FOVNTAIN II is a solo exhibition featuring works by South-African artist Morné Visagie. Opening on 23 February 2024, from 18:00 to 21:00. The exhibition will run until March 23, 2024. Open on Fridays and Saturdays from 14:00 to 18:00 and by appointment.
Morné Visagie (b.1989) is a South African artist, printmaker and curator who lives and works in Cape Town. The early years of Visagie’s life (1989–1995) were spent on Robben Island, South Africa, where his father served in the Department of Correctional Services. While it was a safe place for children to wander freely – a suburban idyll of sorts – it was a prison to many of its residents.

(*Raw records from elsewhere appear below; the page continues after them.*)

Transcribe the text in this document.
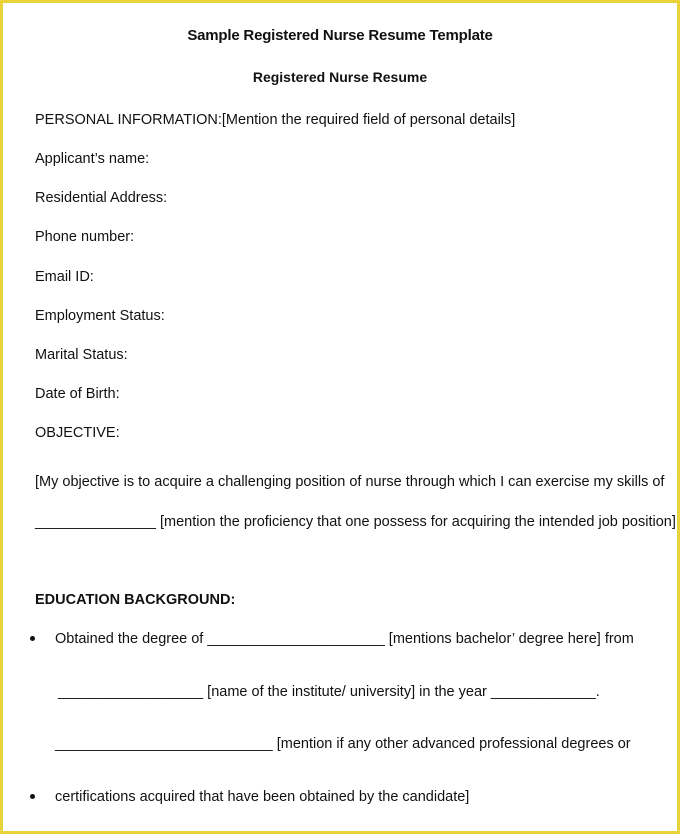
Sample Registered Nurse Resume Template
Registered Nurse Resume
PERSONAL INFORMATION:[Mention the required field of personal details]
Applicant’s name:
Residential Address:
Phone number:
Email ID:
Employment Status:
Marital Status:
Date of Birth:
OBJECTIVE:
[My objective is to acquire a challenging position of nurse through which I can exercise my skills of
_______________ [mention the proficiency that one possess for acquiring the intended job position]
EDUCATION BACKGROUND:
Obtained the degree of ______________________ [mentions bachelor’ degree here] from
__________________ [name of the institute/ university] in the year _____________.
___________________________ [mention if any other advanced professional degrees or
certifications acquired that have been obtained by the candidate]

Growing up on the Island, the Atlantic Ocean that separated Visagie from the mainland became a recurring theme in his imagination. To this, the colour blue has been the primary medium in his work; a personal symbol of death, loss, nostalgia, memory, religion, sexuality, exile and distance. Visagie engages with the Island’s history as a place of dislocation and loss for those imprisoned there and the sea as a transitional space between life and death. Drawing on personal recollections and collective histories, Visagie’s work offers a meditation on the sea as both a physical and psychological landscape.
FOVNTAIN II
To the artist, the delicateness and transparency of tissue paper reference the fragility of the human body. In printmaking, tissue paper has many uses. It protects the printed or inked areas of plates and paper, is used to lift dust from borders, and is laid between prints when stored to prevent one sheet from rubbing against the other. It is also used in soft-ground etching to assist in the transfer of delicate pencil and graphite textures to the ground itself, where it becomes the residue and trace of the mark and image made, before it becomes permanently etched in the metal plate.
The hand-dyed tissue paper, which both absorbs and reflects light from its surroundings, sets the space alight with a glowing iridescent presence. The tones of blue mimic those of a well-maintained public swimming pool or the tiles of a hospital, with panels of aquamarine-green interrupting the blue.
FOVNTAIN II is part of Liesbet Grupping's artistic research, supported by the Flemish government and shown in chapters at violet.